Selon les derniers sondages, moins du tiers des Québécois voteraient à gauche lors des prochaines élections, soit pour le Parti québécois qui penche actuellement à gauche, soit pour Québec solidaire qui penche toujours à gauche.


En corollaire, plus des deux tiers des Québécois voteraient à droite, soit pour la Coalition avenir Québec, soit pour le Parti libéral, et reporteraient au pouvoir à l’automne un gouvernement de droite pour les quatre prochaines années, avec ses conséquences désastreuses pour bien des gens, et en particulier pour les plus démunis de notre société.



Cela voudrait dire que les deux tiers des Québécois penchent pour une réduction des impôts, une réduction de la taille de l’État et la poursuite de la privatisation de l’État. Cela voudrait aussi dire que les deux tiers des Québécois préfèrent se payer des services privés (en santé, en éducation, etc.), laissant à la classe moyenne inférieure et aux plus démunis des services publics réduits et de moins bonne qualité. Cela voudrait aussi dire que les deux tiers des Québécois désirent qu’on laisse le maximum de latitude à l’entreprise privée et le moins de contraintes possible, avec toutes les conséquences d’un tel choix.



Si nous en sommes là, c’est que la propagande de droite assénée depuis des décennies porte ses fruits et que l’individualisme est plus fort que jamais ici comme ailleurs.

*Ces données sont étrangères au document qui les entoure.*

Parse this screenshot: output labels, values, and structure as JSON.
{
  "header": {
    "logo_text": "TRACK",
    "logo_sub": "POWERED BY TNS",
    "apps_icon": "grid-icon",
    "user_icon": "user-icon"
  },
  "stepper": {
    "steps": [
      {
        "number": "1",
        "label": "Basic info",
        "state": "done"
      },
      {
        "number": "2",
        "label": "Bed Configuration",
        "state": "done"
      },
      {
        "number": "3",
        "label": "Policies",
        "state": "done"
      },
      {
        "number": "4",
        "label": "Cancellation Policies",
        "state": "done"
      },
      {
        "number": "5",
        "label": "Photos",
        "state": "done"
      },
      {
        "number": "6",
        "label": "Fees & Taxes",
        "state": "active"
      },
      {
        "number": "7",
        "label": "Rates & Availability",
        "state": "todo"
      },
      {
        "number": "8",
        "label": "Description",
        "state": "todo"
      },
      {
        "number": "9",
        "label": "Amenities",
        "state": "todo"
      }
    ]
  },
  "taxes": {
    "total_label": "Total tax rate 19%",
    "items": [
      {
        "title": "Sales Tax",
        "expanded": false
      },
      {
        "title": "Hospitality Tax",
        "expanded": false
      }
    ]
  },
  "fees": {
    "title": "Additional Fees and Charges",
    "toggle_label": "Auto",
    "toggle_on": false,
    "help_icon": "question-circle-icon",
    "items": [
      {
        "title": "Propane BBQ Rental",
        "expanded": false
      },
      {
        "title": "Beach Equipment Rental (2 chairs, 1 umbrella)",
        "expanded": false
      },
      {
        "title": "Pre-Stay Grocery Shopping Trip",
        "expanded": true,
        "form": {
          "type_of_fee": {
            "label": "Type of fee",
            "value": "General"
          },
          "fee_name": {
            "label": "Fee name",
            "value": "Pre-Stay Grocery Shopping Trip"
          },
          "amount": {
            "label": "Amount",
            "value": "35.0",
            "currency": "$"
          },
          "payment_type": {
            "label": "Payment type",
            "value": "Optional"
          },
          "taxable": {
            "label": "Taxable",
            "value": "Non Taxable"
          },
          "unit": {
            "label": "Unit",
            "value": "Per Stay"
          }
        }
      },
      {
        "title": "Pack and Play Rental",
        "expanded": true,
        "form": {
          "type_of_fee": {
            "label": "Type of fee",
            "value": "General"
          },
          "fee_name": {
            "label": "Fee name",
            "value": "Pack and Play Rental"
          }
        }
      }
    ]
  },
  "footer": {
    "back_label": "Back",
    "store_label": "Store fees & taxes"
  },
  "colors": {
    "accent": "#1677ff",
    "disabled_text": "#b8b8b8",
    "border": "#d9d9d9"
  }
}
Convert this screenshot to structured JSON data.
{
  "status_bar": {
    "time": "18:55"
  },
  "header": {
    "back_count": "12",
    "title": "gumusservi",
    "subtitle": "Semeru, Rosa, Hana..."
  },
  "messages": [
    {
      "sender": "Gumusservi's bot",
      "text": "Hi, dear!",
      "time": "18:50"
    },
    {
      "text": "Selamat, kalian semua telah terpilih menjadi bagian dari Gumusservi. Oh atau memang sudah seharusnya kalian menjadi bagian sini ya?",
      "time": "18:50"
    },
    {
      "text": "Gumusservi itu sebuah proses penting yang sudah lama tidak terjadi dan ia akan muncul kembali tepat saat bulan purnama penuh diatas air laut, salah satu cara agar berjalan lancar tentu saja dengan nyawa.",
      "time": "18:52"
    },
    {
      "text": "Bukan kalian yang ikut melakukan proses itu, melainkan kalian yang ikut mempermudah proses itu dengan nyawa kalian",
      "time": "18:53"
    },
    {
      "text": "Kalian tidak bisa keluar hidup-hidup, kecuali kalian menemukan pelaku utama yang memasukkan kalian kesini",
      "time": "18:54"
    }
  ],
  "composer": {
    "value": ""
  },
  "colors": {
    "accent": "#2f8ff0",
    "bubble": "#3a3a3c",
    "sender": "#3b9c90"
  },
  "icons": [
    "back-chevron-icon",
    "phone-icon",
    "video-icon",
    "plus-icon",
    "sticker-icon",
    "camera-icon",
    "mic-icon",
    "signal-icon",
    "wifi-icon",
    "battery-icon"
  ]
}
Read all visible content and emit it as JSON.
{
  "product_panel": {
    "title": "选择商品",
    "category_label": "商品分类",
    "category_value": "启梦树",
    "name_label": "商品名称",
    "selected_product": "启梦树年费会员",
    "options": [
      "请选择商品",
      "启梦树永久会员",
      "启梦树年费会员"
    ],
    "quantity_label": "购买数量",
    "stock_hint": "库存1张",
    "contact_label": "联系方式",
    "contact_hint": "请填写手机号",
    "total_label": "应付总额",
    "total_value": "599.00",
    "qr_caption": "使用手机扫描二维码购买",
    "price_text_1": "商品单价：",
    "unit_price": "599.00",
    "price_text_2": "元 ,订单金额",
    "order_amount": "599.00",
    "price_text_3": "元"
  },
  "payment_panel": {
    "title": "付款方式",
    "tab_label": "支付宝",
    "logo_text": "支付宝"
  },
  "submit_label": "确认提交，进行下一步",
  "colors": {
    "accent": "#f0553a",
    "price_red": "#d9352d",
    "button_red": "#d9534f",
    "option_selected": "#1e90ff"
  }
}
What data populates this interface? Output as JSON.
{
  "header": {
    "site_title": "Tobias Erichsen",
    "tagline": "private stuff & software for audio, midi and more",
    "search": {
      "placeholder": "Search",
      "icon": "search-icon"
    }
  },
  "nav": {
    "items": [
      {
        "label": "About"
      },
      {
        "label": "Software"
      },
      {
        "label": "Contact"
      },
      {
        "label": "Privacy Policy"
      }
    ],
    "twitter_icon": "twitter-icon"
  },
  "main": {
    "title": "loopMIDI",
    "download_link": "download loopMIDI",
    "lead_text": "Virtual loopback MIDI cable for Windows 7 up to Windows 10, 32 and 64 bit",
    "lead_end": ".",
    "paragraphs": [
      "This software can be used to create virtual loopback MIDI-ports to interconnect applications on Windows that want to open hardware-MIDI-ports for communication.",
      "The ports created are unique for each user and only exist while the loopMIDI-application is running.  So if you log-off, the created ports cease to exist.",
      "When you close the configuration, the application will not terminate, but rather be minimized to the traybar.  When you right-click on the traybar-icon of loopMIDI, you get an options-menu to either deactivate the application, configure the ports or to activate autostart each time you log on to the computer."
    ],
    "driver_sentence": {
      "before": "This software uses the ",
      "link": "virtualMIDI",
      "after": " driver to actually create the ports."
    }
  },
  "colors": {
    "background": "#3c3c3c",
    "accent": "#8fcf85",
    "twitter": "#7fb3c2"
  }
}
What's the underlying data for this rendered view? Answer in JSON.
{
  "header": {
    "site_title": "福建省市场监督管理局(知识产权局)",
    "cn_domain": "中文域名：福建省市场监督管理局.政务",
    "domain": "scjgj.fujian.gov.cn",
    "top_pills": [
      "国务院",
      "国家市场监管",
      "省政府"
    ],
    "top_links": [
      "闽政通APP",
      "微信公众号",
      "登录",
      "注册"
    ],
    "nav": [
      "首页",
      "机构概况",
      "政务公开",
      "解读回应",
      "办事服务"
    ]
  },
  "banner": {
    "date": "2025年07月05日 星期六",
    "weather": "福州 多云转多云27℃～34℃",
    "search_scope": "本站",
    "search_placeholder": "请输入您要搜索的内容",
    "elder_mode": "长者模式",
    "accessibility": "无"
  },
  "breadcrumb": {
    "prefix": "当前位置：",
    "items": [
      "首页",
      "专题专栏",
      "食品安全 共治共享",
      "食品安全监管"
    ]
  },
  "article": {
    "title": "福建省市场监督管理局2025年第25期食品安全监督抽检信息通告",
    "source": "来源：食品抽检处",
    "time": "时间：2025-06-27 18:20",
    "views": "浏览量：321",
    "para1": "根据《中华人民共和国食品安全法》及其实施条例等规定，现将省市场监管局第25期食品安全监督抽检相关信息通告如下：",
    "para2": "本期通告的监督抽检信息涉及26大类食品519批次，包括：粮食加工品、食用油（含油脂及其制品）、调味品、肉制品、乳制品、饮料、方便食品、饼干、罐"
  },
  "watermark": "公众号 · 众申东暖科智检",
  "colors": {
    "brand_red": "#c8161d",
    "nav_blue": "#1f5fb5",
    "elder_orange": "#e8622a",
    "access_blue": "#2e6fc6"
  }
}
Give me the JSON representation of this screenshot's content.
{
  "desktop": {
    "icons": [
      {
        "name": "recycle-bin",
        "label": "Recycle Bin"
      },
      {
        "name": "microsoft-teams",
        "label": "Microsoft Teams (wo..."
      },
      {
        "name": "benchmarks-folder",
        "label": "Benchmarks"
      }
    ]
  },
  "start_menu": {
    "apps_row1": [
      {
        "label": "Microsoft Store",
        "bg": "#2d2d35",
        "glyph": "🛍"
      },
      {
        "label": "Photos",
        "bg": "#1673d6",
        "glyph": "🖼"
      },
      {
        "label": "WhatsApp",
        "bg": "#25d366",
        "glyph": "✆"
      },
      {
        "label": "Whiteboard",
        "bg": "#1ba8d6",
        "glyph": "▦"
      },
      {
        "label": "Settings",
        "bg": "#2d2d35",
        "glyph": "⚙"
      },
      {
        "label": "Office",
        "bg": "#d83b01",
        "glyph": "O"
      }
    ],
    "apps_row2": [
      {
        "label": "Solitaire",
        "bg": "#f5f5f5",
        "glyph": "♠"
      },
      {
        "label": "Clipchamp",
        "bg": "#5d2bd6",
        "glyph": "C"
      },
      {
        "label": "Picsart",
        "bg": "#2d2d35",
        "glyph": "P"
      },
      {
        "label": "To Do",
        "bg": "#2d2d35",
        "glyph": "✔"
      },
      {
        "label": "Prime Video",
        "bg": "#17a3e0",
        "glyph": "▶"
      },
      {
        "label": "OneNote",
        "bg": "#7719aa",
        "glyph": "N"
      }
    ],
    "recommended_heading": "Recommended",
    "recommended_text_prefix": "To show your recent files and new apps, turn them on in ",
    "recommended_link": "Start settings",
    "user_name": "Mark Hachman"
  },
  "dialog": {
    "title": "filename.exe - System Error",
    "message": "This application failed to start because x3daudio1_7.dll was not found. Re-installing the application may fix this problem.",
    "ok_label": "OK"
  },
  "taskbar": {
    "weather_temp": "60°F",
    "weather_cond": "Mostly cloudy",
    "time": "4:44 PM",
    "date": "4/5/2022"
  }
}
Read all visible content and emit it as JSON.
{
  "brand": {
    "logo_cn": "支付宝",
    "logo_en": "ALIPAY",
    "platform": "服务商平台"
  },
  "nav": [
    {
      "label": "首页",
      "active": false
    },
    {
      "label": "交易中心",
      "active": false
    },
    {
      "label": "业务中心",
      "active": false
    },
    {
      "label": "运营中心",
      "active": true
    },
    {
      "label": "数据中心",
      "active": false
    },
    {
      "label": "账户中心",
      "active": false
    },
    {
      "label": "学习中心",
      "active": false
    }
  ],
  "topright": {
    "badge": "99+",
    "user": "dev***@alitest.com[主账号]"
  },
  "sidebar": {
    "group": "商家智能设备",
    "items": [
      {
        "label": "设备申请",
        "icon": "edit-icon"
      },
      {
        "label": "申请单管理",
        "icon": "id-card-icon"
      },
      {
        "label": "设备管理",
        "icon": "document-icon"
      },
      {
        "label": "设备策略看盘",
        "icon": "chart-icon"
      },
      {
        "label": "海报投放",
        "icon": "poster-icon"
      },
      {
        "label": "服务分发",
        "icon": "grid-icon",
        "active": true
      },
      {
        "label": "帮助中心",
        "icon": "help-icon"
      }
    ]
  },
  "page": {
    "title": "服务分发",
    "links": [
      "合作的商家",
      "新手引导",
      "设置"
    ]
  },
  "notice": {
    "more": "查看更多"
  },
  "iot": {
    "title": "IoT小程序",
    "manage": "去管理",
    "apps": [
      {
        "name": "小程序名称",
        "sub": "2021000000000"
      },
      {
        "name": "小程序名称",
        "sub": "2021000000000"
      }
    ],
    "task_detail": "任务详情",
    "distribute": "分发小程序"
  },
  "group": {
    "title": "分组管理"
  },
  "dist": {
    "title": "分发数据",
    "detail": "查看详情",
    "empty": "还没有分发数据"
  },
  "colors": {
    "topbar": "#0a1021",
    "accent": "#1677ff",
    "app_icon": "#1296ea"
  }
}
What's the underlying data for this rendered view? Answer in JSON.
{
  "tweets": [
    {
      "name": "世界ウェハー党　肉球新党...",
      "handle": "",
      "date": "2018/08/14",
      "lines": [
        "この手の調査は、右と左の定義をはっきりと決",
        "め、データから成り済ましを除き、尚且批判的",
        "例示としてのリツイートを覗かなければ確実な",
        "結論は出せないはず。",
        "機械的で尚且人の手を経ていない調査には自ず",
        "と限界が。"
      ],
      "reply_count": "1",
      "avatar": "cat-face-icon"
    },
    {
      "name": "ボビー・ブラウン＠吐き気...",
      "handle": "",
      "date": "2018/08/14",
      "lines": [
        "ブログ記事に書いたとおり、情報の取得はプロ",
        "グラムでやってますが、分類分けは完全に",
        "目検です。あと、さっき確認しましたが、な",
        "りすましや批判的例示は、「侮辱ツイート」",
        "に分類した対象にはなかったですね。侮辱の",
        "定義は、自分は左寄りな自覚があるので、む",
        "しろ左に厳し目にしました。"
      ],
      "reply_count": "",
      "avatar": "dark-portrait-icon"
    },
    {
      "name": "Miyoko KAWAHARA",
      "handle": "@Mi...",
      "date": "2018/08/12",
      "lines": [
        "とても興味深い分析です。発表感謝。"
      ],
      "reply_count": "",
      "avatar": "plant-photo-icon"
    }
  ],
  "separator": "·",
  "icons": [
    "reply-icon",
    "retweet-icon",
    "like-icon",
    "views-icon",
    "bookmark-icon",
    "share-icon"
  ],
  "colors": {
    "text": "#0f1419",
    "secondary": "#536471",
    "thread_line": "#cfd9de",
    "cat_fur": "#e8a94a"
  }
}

C’est aussi le constat que la peur de perdre ce que l’on a et le désir d’en avoir toujours plus ont fait leurs ravages. Et c’est aussi malheureusement faire le constat que le message de la gauche ne passe plus. Il est temps de se demander pourquoi.



Division déplorable



Le message de la gauche ne passe pas parce qu’il n’est pas clair et bien articulé. Le message de la gauche ne passe pas parce que nous avons beaucoup moins de moyens que la droite pour le faire passer. Le message de la gauche ne passe pas parce qu’il est fragmenté, comme notre courant de pensée est plus divisé que jamais en une multitude de groupes et de luttes, et dans un état de division déplorable. Il est temps que l’on se rencontre et que l’on se parle dans le blanc des yeux.



Nous avons manqué ces dernières années de belles occasions de faire reculer la droite et ses politiques d’austérité, et de mettre en avant un autre projet de société. Je pense à la lutte du Front commun en 2015, alors que nous avions le vent dans les voiles, et à l’échec plus récent d’une alliance électorale entre Québec solidaire et le Parti québécois. Chaque fois la division a été victorieuse et l’intérêt commun a reculé. On s’ennuie du Printemps érable, où les étudiants, après avoir uni une partie significative de la population derrière eux, ont gagné en 2012 le gel des droits de scolarité et la tenue d’une élection anticipée. Nous avons besoin de nouvelles victoires pour vaincre le désespoir et faire avancer le Québec dans la direction d’une société écologique, égalitaire et libre.



C’est pourquoi je propose la tenue d’états généraux de la gauche québécoise où seraient invités, sur une base personnelle et non d’organisations et de partis, tous les Québécois et toutes les Québécoises qui s’identifient à ce courant de pensée.